Customer reviews are the leading driver of purchasing decisions, influencing sales and product iterations. Amazon has expanded these capabilities by launching AI-generated review summaries. These tools collect and summarize the most relevant and frequent product feedback. The initial tests focused exclusively on electronics and small appliances before evolving to include hundreds of products across various categories.
As Amazon breaks into the AI space, how can you leverage and optimize these review summaries to enhance the shopping experience and guide crucial business decisions?
Reviews and ratings provide consumers with feedback and measurements of a product’s value. However, traditional reviews are limited since they emphasize quantitative rather than qualitative value. With review summaries, consumers gain insight into the reasons behind ratings and the products’ positive and negative qualities, allowing them to compare similar items. By sorting through relevant product attributes, these AI summaries compile buyer guides to present shoppers with quality options, personalizing and streamlining their experiences.
While Amazon’s AI-powered review summaries have gained traction in the market, only about 30% of brands have activated the tool. Consequently, many are unsure of how to analyze and predict summary trends. These review assessments have a broad and consistent structure and pattern beginning with the most common positive attribute. This is followed by a secondary favorable quality appearing in a list or sentence form. The final portion of review summaries consists of a key negative element and impartial sentiments. How can you segment these details to identify core product themes?

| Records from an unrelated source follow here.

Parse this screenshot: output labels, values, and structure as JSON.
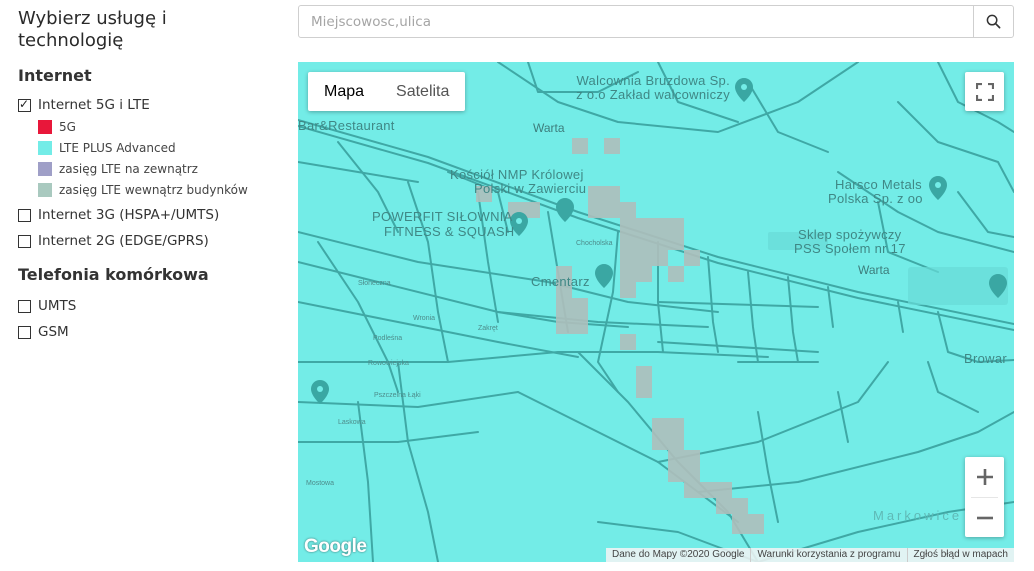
{
  "sidebar": {
    "heading": "Wybierz usługę i technologię",
    "internet_title": "Internet",
    "options_internet": [
      {
        "label": "Internet 5G i LTE",
        "checked": true
      },
      {
        "label": "Internet 3G (HSPA+/UMTS)",
        "checked": false
      },
      {
        "label": "Internet 2G (EDGE/GPRS)",
        "checked": false
      }
    ],
    "legend": [
      {
        "label": "5G",
        "color": "#e8173a"
      },
      {
        "label": "LTE PLUS Advanced",
        "color": "#73ece7"
      },
      {
        "label": "zasięg LTE na zewnątrz",
        "color": "#9f9fc7"
      },
      {
        "label": "zasięg LTE wewnątrz budynków",
        "color": "#a9c9bf"
      }
    ],
    "telefonia_title": "Telefonia komórkowa",
    "options_telefonia": [
      {
        "label": "UMTS",
        "checked": false
      },
      {
        "label": "GSM",
        "checked": false
      }
    ]
  },
  "search": {
    "placeholder": "Miejscowosc,ulica",
    "value": ""
  },
  "map": {
    "type_tabs": [
      "Mapa",
      "Satelita"
    ],
    "active_tab": "Mapa",
    "logo": "Google",
    "attribution": [
      "Dane do Mapy ©2020 Google",
      "Warunki korzystania z programu",
      "Zgłoś błąd w mapach"
    ],
    "labels": {
      "walcownia": "Walcownia Bruzdowa Sp.",
      "walcownia2": "z o.o Zakład walcowniczy",
      "bar": "Bar&Restaurant",
      "warta1": "Warta",
      "kosciol": "Kościół NMP Królowej",
      "kosciol2": "Polski w Zawierciu",
      "harsco": "Harsco Metals",
      "harsco2": "Polska Sp. z oo",
      "powerfit": "POWERFIT SIŁOWNIA",
      "powerfit2": "FITNESS & SQUASH",
      "sklep": "Sklep spożywczy",
      "sklep2": "PSS Społem nr 17",
      "warta2": "Warta",
      "cmentarz": "Cmentarz",
      "browar": "Browar",
      "markowice": "Markowice",
      "podlesna": "Podleśna",
      "rowowiejska": "Rowowiejska",
      "pszczelna": "Pszczelna Łąki",
      "laskowa": "Laskowa",
      "chocholska": "Chocholska",
      "mostowa": "Mostowa",
      "wronia": "Wronia",
      "zakret": "Zakręt",
      "sloneczna": "Słoneczna"
    },
    "colors": {
      "lte_plus": "#73ece7",
      "indoor": "#aebfbc",
      "road": "#3fa8a5"
    }
  }
}
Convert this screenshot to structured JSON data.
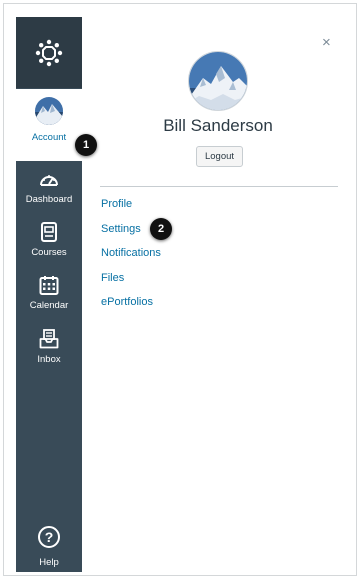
{
  "nav": {
    "items": [
      {
        "label": "Account",
        "icon": "avatar",
        "active": true
      },
      {
        "label": "Dashboard",
        "icon": "dashboard-icon"
      },
      {
        "label": "Courses",
        "icon": "courses-icon"
      },
      {
        "label": "Calendar",
        "icon": "calendar-icon"
      },
      {
        "label": "Inbox",
        "icon": "inbox-icon"
      }
    ],
    "help": {
      "label": "Help",
      "icon": "help-icon",
      "glyph": "?"
    }
  },
  "tray": {
    "close_glyph": "×",
    "user_name": "Bill Sanderson",
    "logout_label": "Logout",
    "links": [
      "Profile",
      "Settings",
      "Notifications",
      "Files",
      "ePortfolios"
    ]
  },
  "callouts": [
    "1",
    "2"
  ],
  "colors": {
    "rail": "#394b58",
    "rail_logo": "#2d3b45",
    "link": "#0770a3",
    "text": "#2d3b45"
  }
}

According to Spencer Kelty, the Head of Marketing at Yogi, conducting a thorough review analysis requires “sorting through your reviews by most recent, pulling out the attributes or themes that are mentioned, and recording the frequency of the mentions and whether they’re positive or negative.” This allows you to rank the most positive and negative features by percentage. Review summaries contain approximately 7-10 elements, so by categorizing them, you can correlate the percentages with your star ratings.
Once you’ve evaluated and structured your review summaries, you must apply the data to your business. Reviews are the most accessible form of consumer and competitor data, creating a feedback loop between your brand, the market, and the shopper. You can leverage an AI analysis tool to benchmark your review summaries against competitors and gauge consumer responses and behavior attributed to these aggregations. Then, use the data and insights to iterate products, update PDPs, refocus your marketing messages and claims, and replenish gaps in the market with innovations.
Yogi’s Co-founder and CEO, Gautam Kanumuru, shares a tip for brands to consider when applying review data, stating, “What you emphasize in your PDPs ends up in reviews. Because review summaries are based on what people are writing about, especially in the most recent reviews, it will show up in your review summaries.” This provides the opportunity to govern the narrative of your feedback notes. Ultimately, improving products with AI-powered review data boosts star ratings, sales, and growth.